Yo quiero ser presidente

Indira Kempis

No he conocido a alguien valiente capaz de levantar la mano. Ni siquiera en los sueños de los niños como en aquella canción original de Miguel Mateos, “¿qué vas a ser cuando seas grande?” He hecho esta pregunta en algunas zonas de mayor conflicto y violencia del norte del país, la respuesta no dista mucho del narcotráfico y no es alentadora. Pocos son los que quisieran estudiar una carrera y menos aquellos que pudieran dirigir su imaginación de residir en Los Pinos.
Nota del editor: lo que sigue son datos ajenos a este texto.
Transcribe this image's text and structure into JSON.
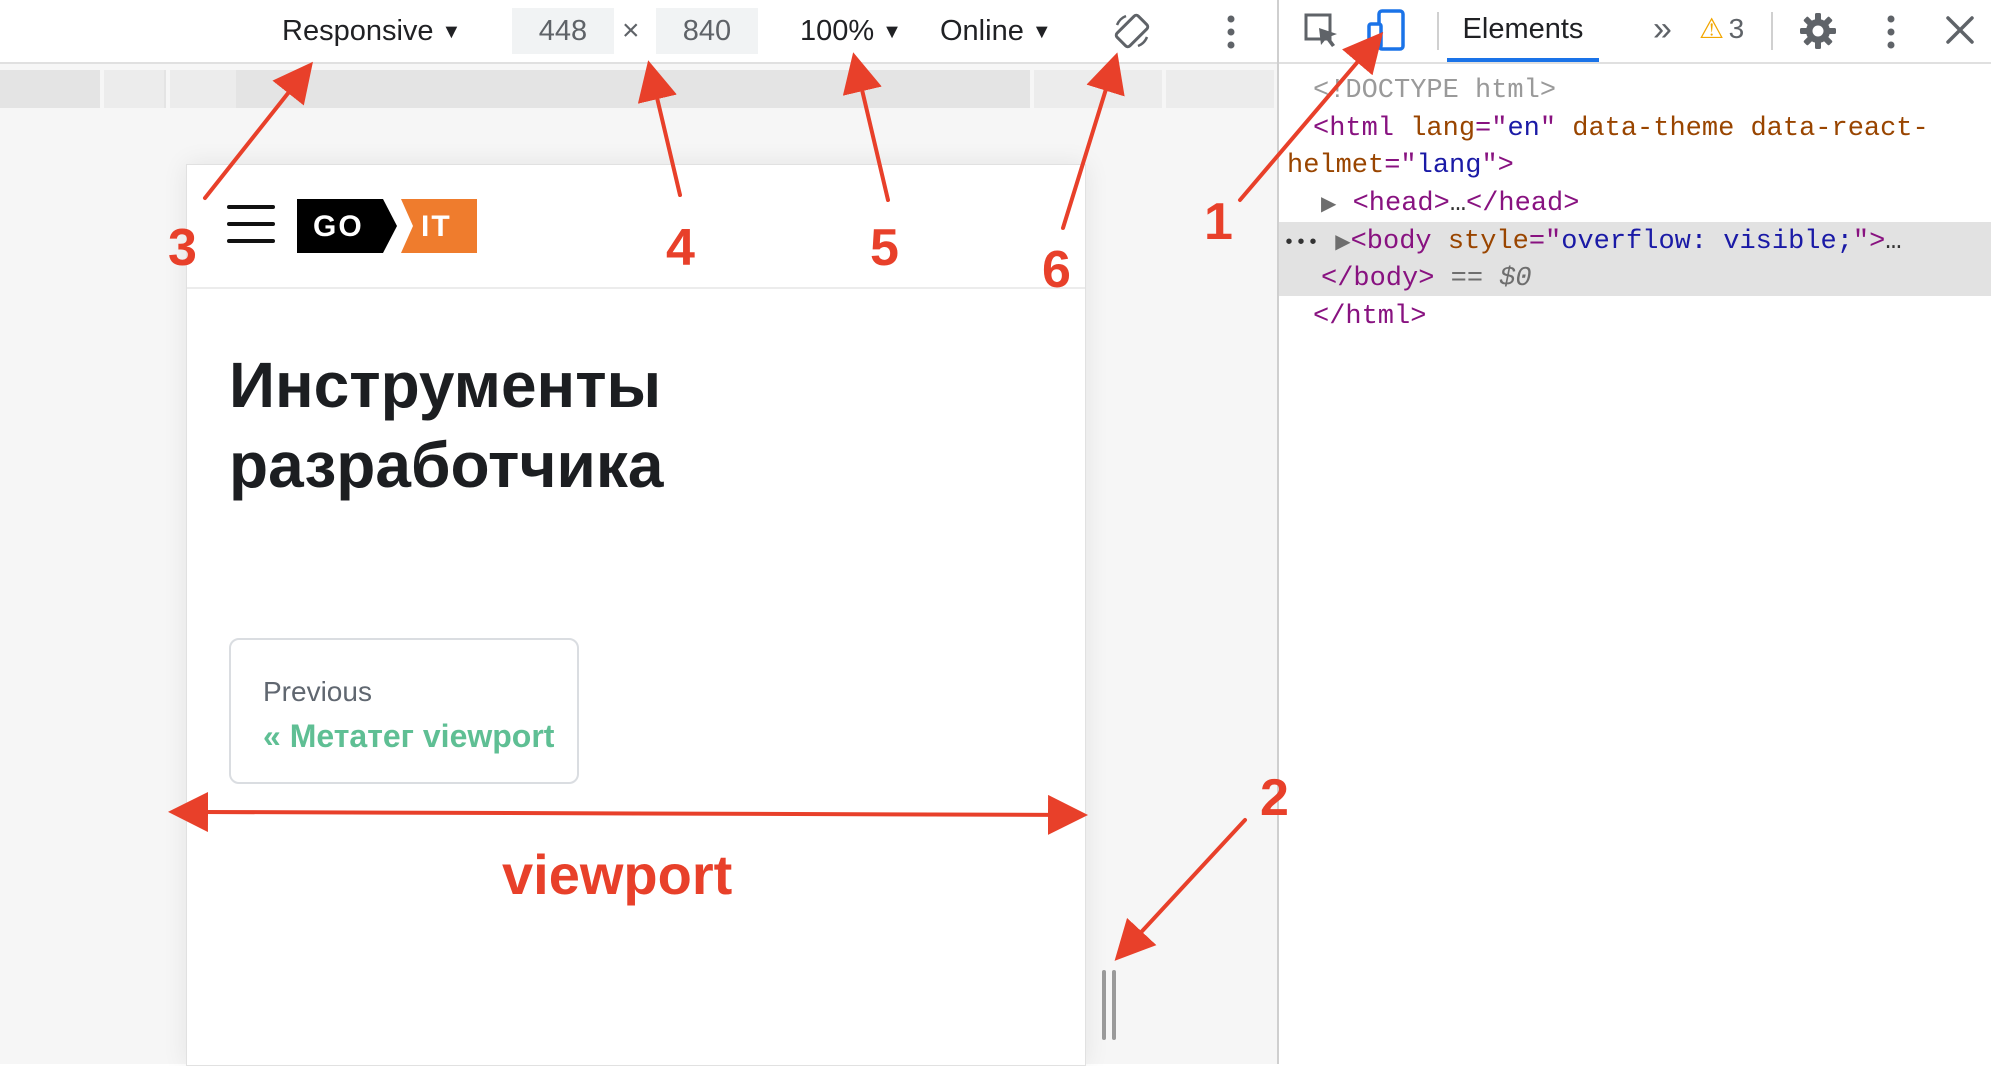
{
  "device_toolbar": {
    "device_label": "Responsive",
    "width_value": "448",
    "times_sign": "×",
    "height_value": "840",
    "zoom_label": "100%",
    "throttle_label": "Online",
    "caret": "▼"
  },
  "page": {
    "logo_left": "GO",
    "logo_right": "IT",
    "title": "Инструменты разработчика",
    "prev_sub": "Previous",
    "prev_link": "« Метатег viewport"
  },
  "devtools": {
    "tab_elements": "Elements",
    "more_tabs": "»",
    "warnings_count": "3",
    "warning_symbol": "⚠",
    "dom": {
      "doctype": "<!DOCTYPE html>",
      "html_open_tag": "<html",
      "html_attr1": "lang",
      "html_val1": "en",
      "html_attr2": "data-theme data-react-",
      "html_attr2b": "helmet",
      "html_val2": "lang",
      "head_open": "<head>",
      "ellipsis": "…",
      "head_close": "</head>",
      "row_dots": "•••",
      "body_open": "<body",
      "body_attr": "style",
      "body_val": "overflow: visible;",
      "body_close": "</body>",
      "selected_marker": "== $0",
      "html_close": "</html>"
    }
  },
  "annotations": {
    "n1": "1",
    "n2": "2",
    "n3": "3",
    "n4": "4",
    "n5": "5",
    "n6": "6",
    "viewport_label": "viewport",
    "arrow_color": "#e8402a"
  },
  "colors": {
    "accent_blue": "#1a73e8",
    "logo_orange": "#ef7c2d",
    "link_green": "#5fbf94",
    "annotation_red": "#e8402a"
  }
}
Hablar de ser Presidente o Presidenta resulta casi un tema tabú, más lo segundo que lo primero. Sobre todo para una generación, la que me antecede, acostumbrada a que ese puesto era producto de la política y la asignación de quienes así lo querían, ¿quién podría abiertamente afirmar: “yo quiero ser Presidente”? Hasta la fecha sigue levantando sospechas, dudas, desconfianza, aquel que se atreva a hacer tal pronunciamiento público.  Actualmente, una vez que sucede, comienza lo que denominan la “carrera presidencial”, competencia que ante los fraudes electorales en distintos distritos, a veces resulta decepcionante y absurda.

El maquillaje

El objeto del deseo se convierte para algunos en la obsesión más poderosa. En el año 2000 se descubrió que la competencia tenía posibilidades de cambiar al poder en turno (el de los largos 70 años). Entonces, Vicente Fox, armó un equipo de estrategia. Recuerdo que nunca antes había escuchado el término “comunicación política”. Y, sin embargo, por primera vez los canales de televisión y radio, los periódicos y la recién estrenada (popularmente) Internet, se llenaban del “México ¡Ya!”
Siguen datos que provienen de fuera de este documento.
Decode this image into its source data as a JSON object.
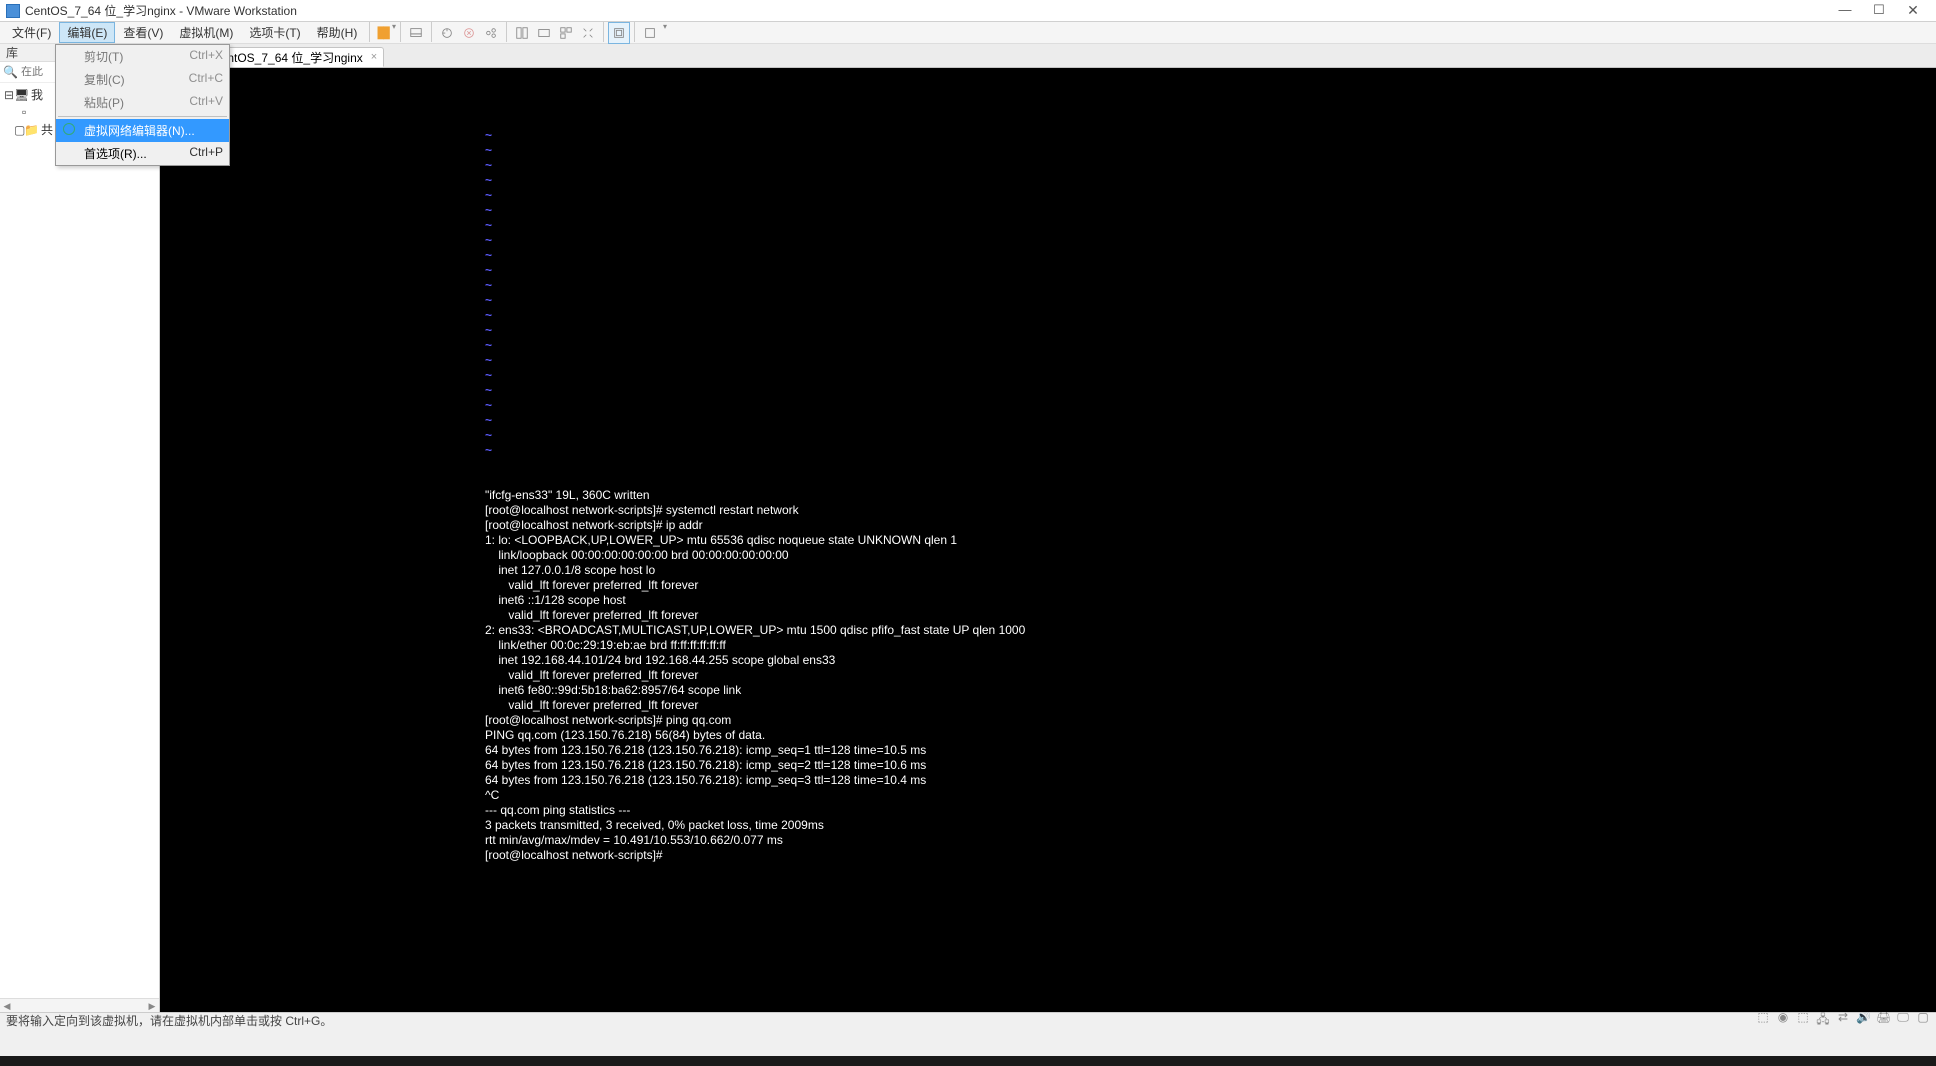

La gente se contagiaba de la música de fondo, de los comerciales, los lemas, el “víboras prietas”. Los candidatos por fin salían con personajes cómicos del duopolio televiso, es más, reían, ¿cuándo se había visto que un candidato a la Presidencia soltara carcajada ante una broma sobre su propia persona?
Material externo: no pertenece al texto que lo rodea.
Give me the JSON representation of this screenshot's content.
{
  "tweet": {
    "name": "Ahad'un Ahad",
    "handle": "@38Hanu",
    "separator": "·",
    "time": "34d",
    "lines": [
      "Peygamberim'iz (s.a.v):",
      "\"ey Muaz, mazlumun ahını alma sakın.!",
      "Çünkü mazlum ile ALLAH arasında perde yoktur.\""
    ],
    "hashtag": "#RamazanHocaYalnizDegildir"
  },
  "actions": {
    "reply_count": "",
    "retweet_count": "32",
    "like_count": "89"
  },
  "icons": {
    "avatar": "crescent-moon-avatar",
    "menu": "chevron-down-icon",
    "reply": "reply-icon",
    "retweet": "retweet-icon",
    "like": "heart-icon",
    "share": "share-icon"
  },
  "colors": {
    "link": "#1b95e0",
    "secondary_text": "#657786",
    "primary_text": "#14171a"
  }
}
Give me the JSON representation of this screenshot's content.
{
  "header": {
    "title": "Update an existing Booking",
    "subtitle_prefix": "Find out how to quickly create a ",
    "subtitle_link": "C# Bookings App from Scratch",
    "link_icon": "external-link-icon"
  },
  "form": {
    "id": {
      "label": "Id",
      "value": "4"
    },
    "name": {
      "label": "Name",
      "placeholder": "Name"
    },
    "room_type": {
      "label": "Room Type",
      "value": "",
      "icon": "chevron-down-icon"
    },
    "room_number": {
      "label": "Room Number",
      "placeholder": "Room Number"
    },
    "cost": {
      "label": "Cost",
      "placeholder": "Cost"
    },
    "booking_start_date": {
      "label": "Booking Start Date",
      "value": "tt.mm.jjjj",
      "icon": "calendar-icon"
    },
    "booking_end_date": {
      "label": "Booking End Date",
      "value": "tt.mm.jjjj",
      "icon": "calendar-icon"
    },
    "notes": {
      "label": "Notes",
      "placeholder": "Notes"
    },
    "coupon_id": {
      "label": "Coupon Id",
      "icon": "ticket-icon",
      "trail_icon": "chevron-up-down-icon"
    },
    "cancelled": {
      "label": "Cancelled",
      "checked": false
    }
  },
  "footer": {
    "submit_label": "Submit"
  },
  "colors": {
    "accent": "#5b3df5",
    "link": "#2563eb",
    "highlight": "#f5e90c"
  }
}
Eso, en mi adolescencia, me sorprendía. También los comentarios que se generaban alrededor de cada candidato. Desde sus relaciones de poder y sus vidas familiares. Conocimos hasta la cocina mediante ese gran exhibidor de los medios de comunicación

Ser presidente se convirtió en una especie de artista. Ya no eran los candidatos puestos previamente, el que todo mundo sabía que ganaría a menos que algo grave pasara o se saliera el plan de las manos, tampoco las opciones acartonadas de quienes no compartían con el “pueblo” su vida, sus emociones y preocupaciones. Por tanto, paseaban por el país entre las mejores comidas, ropa de ocasión, regalos, dando autógrafos… Lo he escrito antes: como los artistas. Ahí, el maquillaje de las campañas hizo que la aspiración de ser Presidente se idealizara, como figura y como seguidores de la figura.

 

El espejo

Pero tuvimos que mirarnos al espejo y encontrar que lo aspiracional de ser Presidente no podía ser tanto si no había sapiencia, intelecto, estrategia, alto sentido de responsabilidad, justicia y ética. Que sin eso, los reflectores, el maquillaje, los retoques en photoshop no se ocultarían los intereses políticos, el enriquecimiento ilícito e, inclusive, la familia imperfecta de La Jefa como el título del libro que escribió la periodista argentina, Olga Wornat.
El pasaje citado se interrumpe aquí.